Этнографическая деревня — странное место. Вдоль дорожек вполне себе настоящие избы, юрты, хаты — ровно столько, сколько народов населяют многонациональную ВКО. Кроме казахов и русских есть здесь и немцы, и белорусы, и украинцы, и корейцы, и уйгуры, и… Аллея в деревне длинная. В центре на площади красуется роскошная юрта титульной нации.
Вслед за замом акима в окружении фото- и телекамер медленно движемся сквозь строй пряничных домиков. Возле каждого толпятся люди в ярких костюмах, с подносами. Украинцы с галушками, белорусы с драниками…
Все вокруг звенит и блестит. Кокошники чередуются с псевдонациональными казахскими шапками, балалайки и гармошки с домрами, песни с танцами. Пройдя сквозь строй уйгуров и немцев, доходим до кержаков. Они представлены шанежками и детским этнографическим ансамблем в пестрых сарафанах. Красные, зеленые, синие… На фоне голубых псевдорусских кокошников, расшитых казахских шаровар и алтайской осени пестрые сарафаны усть-каменогорских школьниц, любящих историю, — это уже вовсе вырвиглаз. Мы с тоской озираем торжество национального равноправия. До настоящих кержаков нам, похоже, еще далеко.
А между тем трепет, с которым здесь относятся к национальному вопросу, более чем объясним. И дело вовсе не в советских вкусах местного руководства. Попробуйте сменить этнические приоритеты и при этом никого не обидеть! Особенно в ВКО, где все, буквально все, построено русскими, то есть инородцами. Для Казахстана демонстрация уважения ко все-всем-всем — это тонкая и дальновидная политика, благодаря которой открытого конфликта здесь нет. Но есть кое-что похуже — глухое раздражение.
На вопрос о национальной специфике Казахстана декан филологического факультета Восточно-Казахстанского государственного университета, красивый пожилой казах, отвечает задумчиво:
— Мы живем во времена транзита. Многое еще не разрешено. — И добавляет шепотом: — Назарбаев — мудрый человек, он держит равновесие. Пока он жив, все будет хорошо, а потом…
Мы даже не подозреваем, сколько раз еще нам придется услышать эту фразу. Именно так — шепотом.

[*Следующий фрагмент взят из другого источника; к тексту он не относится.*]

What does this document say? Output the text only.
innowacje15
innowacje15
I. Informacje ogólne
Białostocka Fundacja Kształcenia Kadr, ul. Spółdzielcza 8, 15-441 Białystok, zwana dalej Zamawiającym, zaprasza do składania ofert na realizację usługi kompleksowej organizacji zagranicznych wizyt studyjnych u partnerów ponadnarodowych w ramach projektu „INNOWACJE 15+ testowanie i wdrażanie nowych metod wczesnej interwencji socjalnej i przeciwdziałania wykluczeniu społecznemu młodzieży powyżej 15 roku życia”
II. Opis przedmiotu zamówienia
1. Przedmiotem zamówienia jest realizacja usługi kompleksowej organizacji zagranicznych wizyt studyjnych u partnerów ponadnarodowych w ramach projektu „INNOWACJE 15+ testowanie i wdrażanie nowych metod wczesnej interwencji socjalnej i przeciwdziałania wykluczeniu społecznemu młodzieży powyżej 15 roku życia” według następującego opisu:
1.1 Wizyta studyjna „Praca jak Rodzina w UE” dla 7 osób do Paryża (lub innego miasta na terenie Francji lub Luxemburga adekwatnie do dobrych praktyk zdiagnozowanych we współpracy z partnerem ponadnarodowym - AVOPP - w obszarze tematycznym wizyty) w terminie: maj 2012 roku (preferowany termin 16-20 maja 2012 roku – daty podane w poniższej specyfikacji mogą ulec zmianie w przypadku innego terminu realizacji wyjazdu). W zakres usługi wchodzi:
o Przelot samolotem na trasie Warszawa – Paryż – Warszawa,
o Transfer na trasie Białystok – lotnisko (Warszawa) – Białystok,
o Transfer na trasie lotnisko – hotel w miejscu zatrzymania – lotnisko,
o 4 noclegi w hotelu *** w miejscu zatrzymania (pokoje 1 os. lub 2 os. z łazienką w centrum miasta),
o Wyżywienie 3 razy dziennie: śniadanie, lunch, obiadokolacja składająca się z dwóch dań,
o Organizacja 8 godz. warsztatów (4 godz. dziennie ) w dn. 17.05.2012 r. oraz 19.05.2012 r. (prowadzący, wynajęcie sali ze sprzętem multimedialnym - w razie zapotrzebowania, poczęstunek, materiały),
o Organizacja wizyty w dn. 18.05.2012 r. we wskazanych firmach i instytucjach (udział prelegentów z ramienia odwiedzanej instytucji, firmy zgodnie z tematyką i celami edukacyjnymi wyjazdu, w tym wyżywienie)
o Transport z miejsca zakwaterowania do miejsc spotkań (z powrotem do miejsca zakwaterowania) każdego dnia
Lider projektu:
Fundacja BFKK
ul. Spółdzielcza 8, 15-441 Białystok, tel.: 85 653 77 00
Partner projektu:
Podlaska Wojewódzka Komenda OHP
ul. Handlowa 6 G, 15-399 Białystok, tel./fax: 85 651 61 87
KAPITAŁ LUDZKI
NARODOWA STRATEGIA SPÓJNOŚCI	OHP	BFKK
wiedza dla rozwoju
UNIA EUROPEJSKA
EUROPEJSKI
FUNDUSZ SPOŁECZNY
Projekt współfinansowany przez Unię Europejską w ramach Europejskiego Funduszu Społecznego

На филфаке усть-каменогорского педуниверситета нам объясняют основную проблему Казахстана: язык, язык и еще раз язык. Казахский здесь, естественно, государственный, а русский дальновидно признан языком межнационального общения. Беда в том, что только тридцать процентов этнических казахов знают казахский хотя бы на разговорном уровне. Грамматику знают единицы. Маячащий на политическом горизонте проект закона о тотальном переводе документации на казахский приводит всех в состояние тихой паники. Торжество национального самосознания — это, конечно, хорошо. Вот только русские для ВКО — это не просто часть населения. Они отцы-основатели здешней цивилизации. Не колонизаторы, а именно отцы. Сейчас здесь глухо и неявно разгорается семейный конфликт поколений.
Русские нерусские
Мы оказались на казахстанском Алтае в составе диалектологической экспедиции Института русского языка им. В.В.Виноградова. Наша задача проста как правда — побывать в русском раю. Государственные границы в данном случае ни при чем. Ни Казахстан, ни даже матушка Россия к созданию рая отношения не имеют. Он сотворен не богом и не усилием государственной мышцы, а слабыми человеческими руками беглых староверов.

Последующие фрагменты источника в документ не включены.